[…] Salu estava amargurada pela disputa pela terra que havia tirado a vida de Severo. Pelas ameaças e proibições que tinham a intenção de fazê-los deixar a fazenda. Aquela visita era parte da tormenta que sofriam havia tempos, para constrangê-los, até não sobrar mais nada. Se pôs com autoridade diante dos dois para dizer o que a estava sufocando fazia muito tempo. “Olha, dona”, interrompeu Salu antes que a mulher continuasse a sua pregação, “eu não tenho muita letra nem estudo, mas quero que a senhora entenda uma coisa. Eu não sou a única a morar nesta terra. Muitos desses moradores que vocês querem mandar embora chegaram muito antes de vocês. Vocês não eram nem nascidos.
[…] Não sei se a senhora sabe, mas eu peguei em minhas mãos a maioria desses meninos, homens e mulheres que a senhora vê por aí.
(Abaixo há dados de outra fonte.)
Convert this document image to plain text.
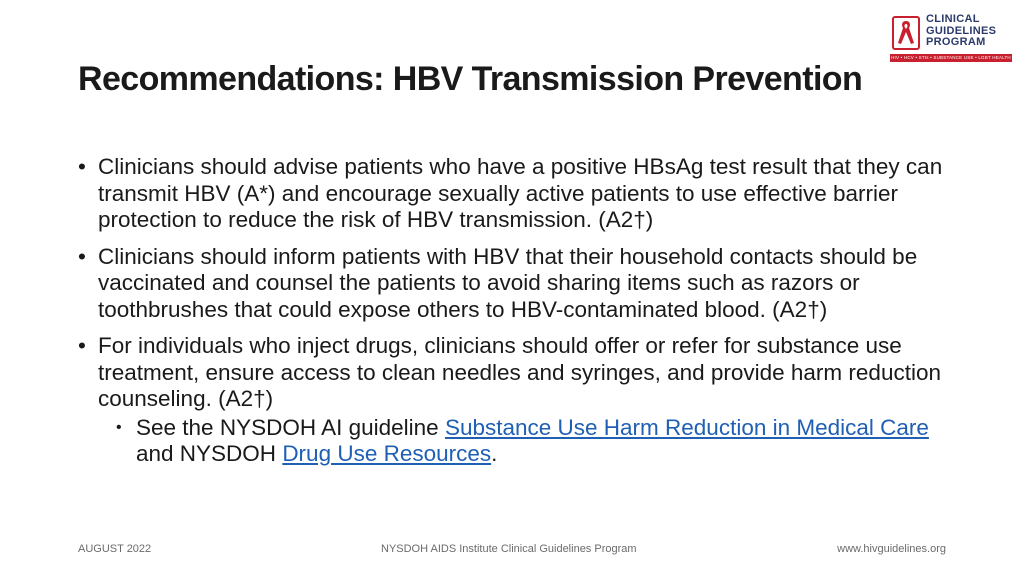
CLINICAL
GUIDELINES
PROGRAM
HIV • HCV • STIs • SUBSTANCE USE • LGBT HEALTH
Recommendations: HBV Transmission Prevention
• Clinicians should advise patients who have a positive HBsAg test result that they can transmit HBV (A*) and encourage sexually active patients to use effective barrier protection to reduce the risk of HBV transmission. (A2†)
• Clinicians should inform patients with HBV that their household contacts should be vaccinated and counsel the patients to avoid sharing items such as razors or toothbrushes that could expose others to HBV-contaminated blood. (A2†)
• For individuals who inject drugs, clinicians should offer or refer for substance use treatment, ensure access to clean needles and syringes, and provide harm reduction counseling. (A2†)
• See the NYSDOH AI guideline Substance Use Harm Reduction in Medical Care and NYSDOH Drug Use Resources.
AUGUST 2022	NYSDOH AIDS Institute Clinical Guidelines Program	www.hivguidelines.org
Sou mãe de pegação deles. Assim como apanhei cada um com minhas mãos, eu pari esta terra. Deixa ver se a senhora entendeu: esta terra mora em mim”, bateu com força em seu peito, “brotou em mim e enraizou”. “Aqui”, bateu novamente no peito, “é a morada da terra. Mora aqui em meu peito porque dela se fez minha vida, com meu povo todinho. No meu peito mora Água Negra, não no documento da fazenda da senhora e do seu marido. Vocês podem até me arrancar dela como uma erva ruim, mas nunca irão arrancar a terra de mim”.
(VIEIRA JÚNIOR, Itamar. Torto arado. São Paulo: Todavia, 2019. p. 229-230)
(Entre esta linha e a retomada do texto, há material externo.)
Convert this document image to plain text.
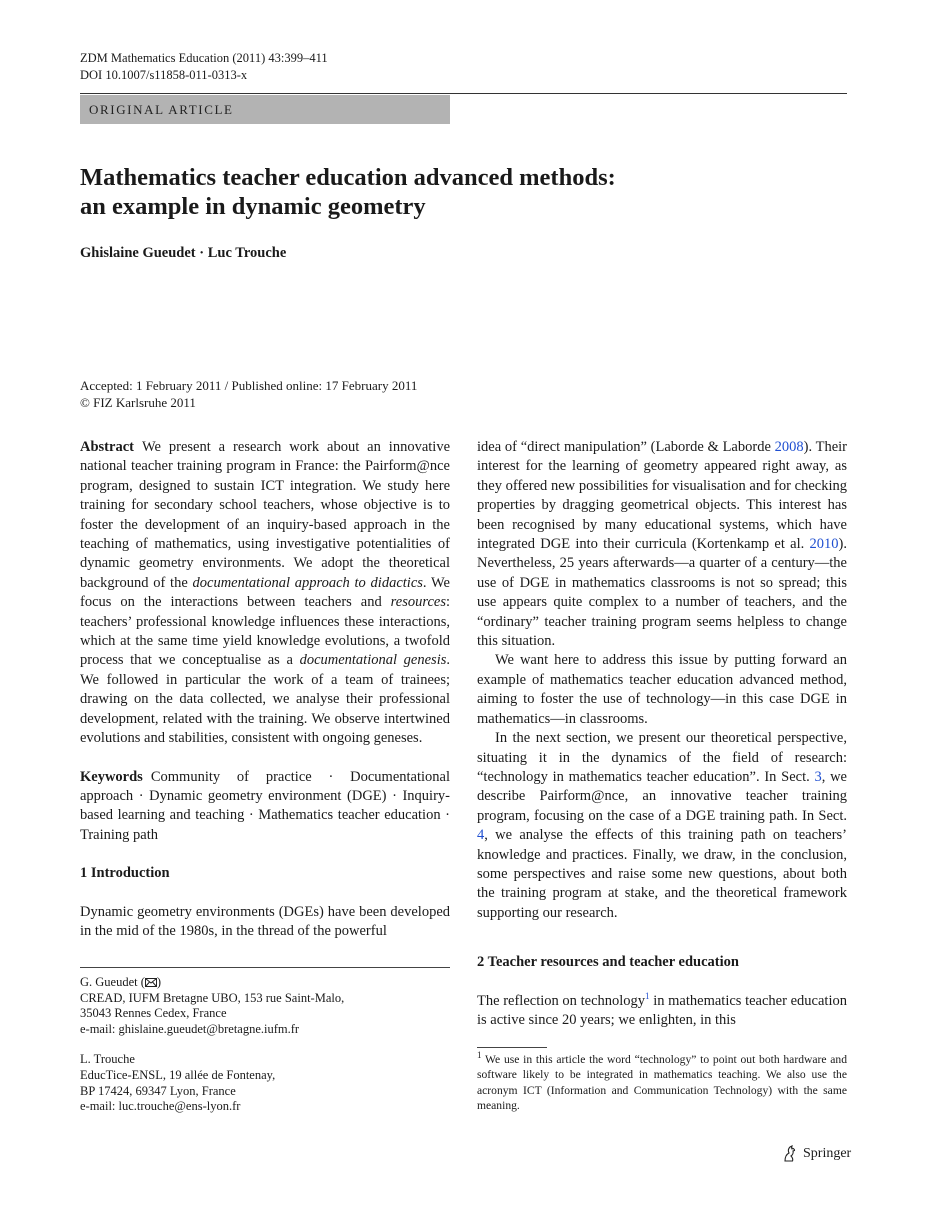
ZDM Mathematics Education (2011) 43:399–411
DOI 10.1007/s11858-011-0313-x
ORIGINAL ARTICLE
Mathematics teacher education advanced methods:
an example in dynamic geometry
Ghislaine Gueudet · Luc Trouche
Accepted: 1 February 2011 / Published online: 17 February 2011
© FIZ Karlsruhe 2011

Abstract We present a research work about an innovative national teacher training program in France: the Pairform@nce program, designed to sustain ICT integration. We study here training for secondary school teachers, whose objective is to foster the development of an inquiry-based approach in the teaching of mathematics, using investigative potentialities of dynamic geometry environments. We adopt the theoretical background of the documentational approach to didactics. We focus on the interactions between teachers and resources: teachers’ professional knowledge influences these interactions, which at the same time yield knowledge evolutions, a twofold process that we conceptualise as a documentational genesis. We followed in particular the work of a team of trainees; drawing on the data collected, we analyse their professional development, related with the training. We observe intertwined evolutions and stabilities, consistent with ongoing geneses.

Keywords Community of practice · Documentational approach · Dynamic geometry environment (DGE) · Inquiry-based learning and teaching · Mathematics teacher education · Training path

1 Introduction

Dynamic geometry environments (DGEs) have been developed in the mid of the 1980s, in the thread of the powerful

G. Gueudet ( )
CREAD, IUFM Bretagne UBO, 153 rue Saint-Malo,
35043 Rennes Cedex, France
e-mail: ghislaine.gueudet@bretagne.iufm.fr
L. Trouche
EducTice-ENSL, 19 allée de Fontenay,
BP 17424, 69347 Lyon, France
e-mail: luc.trouche@ens-lyon.fr

idea of “direct manipulation” (Laborde & Laborde 2008). Their interest for the learning of geometry appeared right away, as they offered new possibilities for visualisation and for checking properties by dragging geometrical objects. This interest has been recognised by many educational systems, which have integrated DGE into their curricula (Kortenkamp et al. 2010). Nevertheless, 25 years afterwards—a quarter of a century—the use of DGE in mathematics classrooms is not so spread; this use appears quite complex to a number of teachers, and the “ordinary” teacher training program seems helpless to change this situation.

We want here to address this issue by putting forward an example of mathematics teacher education advanced method, aiming to foster the use of technology—in this case DGE in mathematics—in classrooms.

In the next section, we present our theoretical perspective, situating it in the dynamics of the field of research: “technology in mathematics teacher education”. In Sect. 3, we describe Pairform@nce, an innovative teacher training program, focusing on the case of a DGE training path. In Sect. 4, we analyse the effects of this training path on teachers’ knowledge and practices. Finally, we draw, in the conclusion, some perspectives and raise some new questions, about both the training program at stake, and the theoretical framework supporting our research.

2 Teacher resources and teacher education

The reflection on technology$^1$ in mathematics teacher education is active since 20 years; we enlighten, in this

$^1$ We use in this article the word “technology” to point out both hardware and software likely to be integrated in mathematics teaching. We also use the acronym ICT (Information and Communication Technology) with the same meaning.
Springer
1 – A partir do excerto acima — em que se narra uma disputa territorial fundada na tensão entre o direito oficial, mais precisamente o direito de propriedade, reivindicado pelos novos proprietários de um imóvel rural com base no direito positivo (registro imobiliário), e o direito inoficial, reivindicado na forma do direito à terra pela personagem Salu — denomine, caracterize e fundamente, à luz da teoria crítica do direito, referida juridicidade não estatal (direito inoficial) que exsurge do contexto em questão.
2 – Tendo em vista a força simbólica da personagem Salu, mulher negra descendente de escravos, parteira e trabalhadora rural no sertão baiano, explique de forma contextualizada o feminismo afro-latino-americano de acordo com a obra de Lélia Gonzalez.